Travels in India pt 4

Published on 21st Nov, 2016

One of the great things about volunteering is the interesting mix of people you meet. Those who choose to volunteer already have something in common though coming from all walks of life.

At the moment we are a group of six. Two English gap year girls Esme and Olivia, a disability sector worker from Mt Gambier Australia Johanne, a retired property manager from Ballarat Australia Derek, and Jamie an English guy who rents out his flat in London and lives off that, basing himself here at Raphael for more or less six months every year while traveling the rest – even came to Palmy last year and stayed with me. Retired at 40 he says. He’s amazingly energetic and focused in his work and has a great gift of mixing with all ages. I guess most don’t expect a Bishop to be among the volunteers they will encounter. Thankfully here titles count for little but some have ‘confessed’ to me that they had wondered what might turn up when they had heard that a Bishop Charles was on the horizon but were soon relieved that I appeared to be at least vaguely normal!

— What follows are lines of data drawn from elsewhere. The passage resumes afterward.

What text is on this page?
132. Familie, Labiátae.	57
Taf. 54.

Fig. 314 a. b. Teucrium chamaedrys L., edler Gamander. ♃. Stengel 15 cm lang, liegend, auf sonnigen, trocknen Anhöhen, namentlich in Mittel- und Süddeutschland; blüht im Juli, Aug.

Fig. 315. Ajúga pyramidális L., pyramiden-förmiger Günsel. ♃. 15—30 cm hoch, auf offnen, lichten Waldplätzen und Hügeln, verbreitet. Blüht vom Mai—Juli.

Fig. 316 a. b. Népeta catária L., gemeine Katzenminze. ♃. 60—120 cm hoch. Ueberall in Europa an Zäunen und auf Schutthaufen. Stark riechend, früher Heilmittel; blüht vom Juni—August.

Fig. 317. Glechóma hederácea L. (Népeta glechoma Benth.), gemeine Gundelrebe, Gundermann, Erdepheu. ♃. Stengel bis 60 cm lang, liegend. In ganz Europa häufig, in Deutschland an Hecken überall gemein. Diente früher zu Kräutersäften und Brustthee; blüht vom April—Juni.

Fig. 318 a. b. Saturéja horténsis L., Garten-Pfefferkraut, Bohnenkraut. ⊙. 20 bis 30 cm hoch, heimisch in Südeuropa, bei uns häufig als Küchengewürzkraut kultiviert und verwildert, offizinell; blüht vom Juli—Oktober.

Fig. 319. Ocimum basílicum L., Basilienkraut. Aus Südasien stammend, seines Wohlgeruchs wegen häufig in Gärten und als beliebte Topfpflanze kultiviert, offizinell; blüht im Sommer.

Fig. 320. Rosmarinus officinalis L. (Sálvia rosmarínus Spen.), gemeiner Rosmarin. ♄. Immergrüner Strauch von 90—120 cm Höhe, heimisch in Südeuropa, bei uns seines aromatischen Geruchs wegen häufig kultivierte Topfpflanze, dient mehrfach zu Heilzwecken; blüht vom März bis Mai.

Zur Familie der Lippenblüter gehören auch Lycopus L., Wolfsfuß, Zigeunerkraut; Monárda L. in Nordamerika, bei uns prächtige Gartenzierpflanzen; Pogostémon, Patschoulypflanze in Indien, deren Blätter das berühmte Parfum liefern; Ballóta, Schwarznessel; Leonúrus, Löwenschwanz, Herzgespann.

Some volunteers come back regularly to Raphael. But first timers quickly feel at home too. The shared rickshaw rides, delhi belly remedies, transport solutions, and price advice of everything from a bunch of bananas to cleverly sourced vegemite all make for quick bonding. But the greatest bond is the experience itself: being part of a community so different from one’s own home patch.

Raphael is mainly Hindu, predominantly of special needs children and adults, with a small TB hospital and a colony of those with leprosy on the wings. It rests within a beautiful setting; a calm escape from the assault on all the senses that awaits you on the streets and alleyways of Dehra Dun.

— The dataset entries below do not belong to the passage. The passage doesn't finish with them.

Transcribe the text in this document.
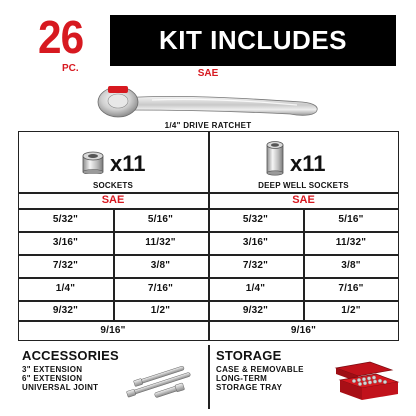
26
PC.
KIT INCLUDES
SAE
1/4" DRIVE RATCHET
x11
SOCKETS
x11
DEEP WELL SOCKETS
SAE	SAE
5/32"
3/16"
7/32"
1/4"
9/32"
5/16"
11/32"
3/8"
7/16"
1/2"
9/16"
5/32"
3/16"
7/32"
1/4"
9/32"
5/16"
11/32"
3/8"
7/16"
1/2"
9/16"
ACCESSORIES
3" EXTENSION
6" EXTENSION
UNIVERSAL JOINT
STORAGE
CASE & REMOVABLE
LONG-TERM
STORAGE TRAY
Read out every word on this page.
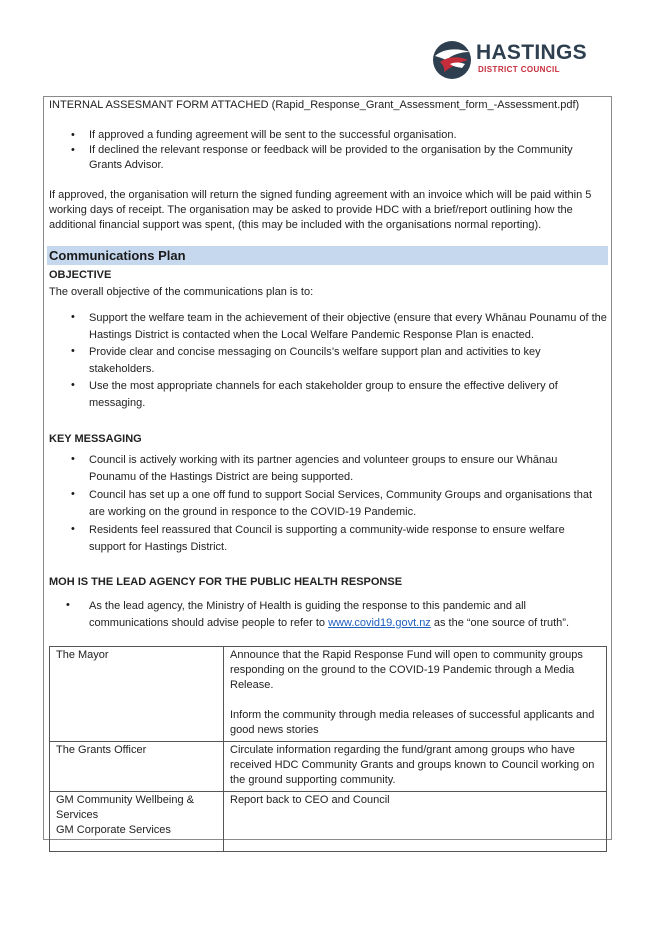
HASTINGS
DISTRICT COUNCIL
INTERNAL ASSESMANT FORM ATTACHED (Rapid_Response_Grant_Assessment_form_-Assessment.pdf)
• If approved a funding agreement will be sent to the successful organisation.
• If declined the relevant response or feedback will be provided to the organisation by the Community Grants Advisor.
If approved, the organisation will return the signed funding agreement with an invoice which will be paid within 5 working days of receipt. The organisation may be asked to provide HDC with a brief/report outlining how the additional financial support was spent, (this may be included with the organisations normal reporting).
Communications Plan
OBJECTIVE
The overall objective of the communications plan is to:
• Support the welfare team in the achievement of their objective (ensure that every Whānau Pounamu of the Hastings District is contacted when the Local Welfare Pandemic Response Plan is enacted.
• Provide clear and concise messaging on Councils’s welfare support plan and activities to key stakeholders.
• Use the most appropriate channels for each stakeholder group to ensure the effective delivery of messaging.
KEY MESSAGING
• Council is actively working with its partner agencies and volunteer groups to ensure our Whānau Pounamu of the Hastings District are being supported.
• Council has set up a one off fund to support Social Services, Community Groups and organisations that are working on the ground in responce to the COVID-19 Pandemic.
• Residents feel reassured that Council is supporting a community-wide response to ensure welfare support for Hastings District.
MOH IS THE LEAD AGENCY FOR THE PUBLIC HEALTH RESPONSE
• As the lead agency, the Ministry of Health is guiding the response to this pandemic and all communications should advise people to refer to www.covid19.govt.nz as the “one source of truth”.
The Mayor	Announce that the Rapid Response Fund will open to community groups responding on the ground to the COVID-19 Pandemic through a Media Release.
Inform the community through media releases of successful applicants and good news stories

The Grants Officer	Circulate information regarding the fund/grant among groups who have received HDC Community Grants and groups known to Council working on the ground supporting community.

GM Community Wellbeing & Services
GM Corporate Services	Report back to CEO and Council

I’ve had a fever the last couple of days. High temperature and cold and hot sweating. Not pleasant. But the care has been tremendous. A ward boy (male caregiver) arrived at my door with a specially prepared breakfast at 6.30, two ayahs (female caregivers) and a nurse arrived at 7.30 with another breakfast plus small can of Nivea cream (apparently my face looked gaunt and in need of a lift!), and then not to be outdone the official volunteers cook came up to my room at 8.00 to inquire what I would like for breakfast! Next at 9.00 there was a knock at my door by a pathology lab assistant bearing a needle. In an unopened wrapping I hasten to add. She took a blood sample the results of which were normal except a slightly low platelet count – that I’ve had ever since I caught dengue fever here some 10 years ago. All this kindness from people who in one sense have not much to give, yet in another are ready to share all.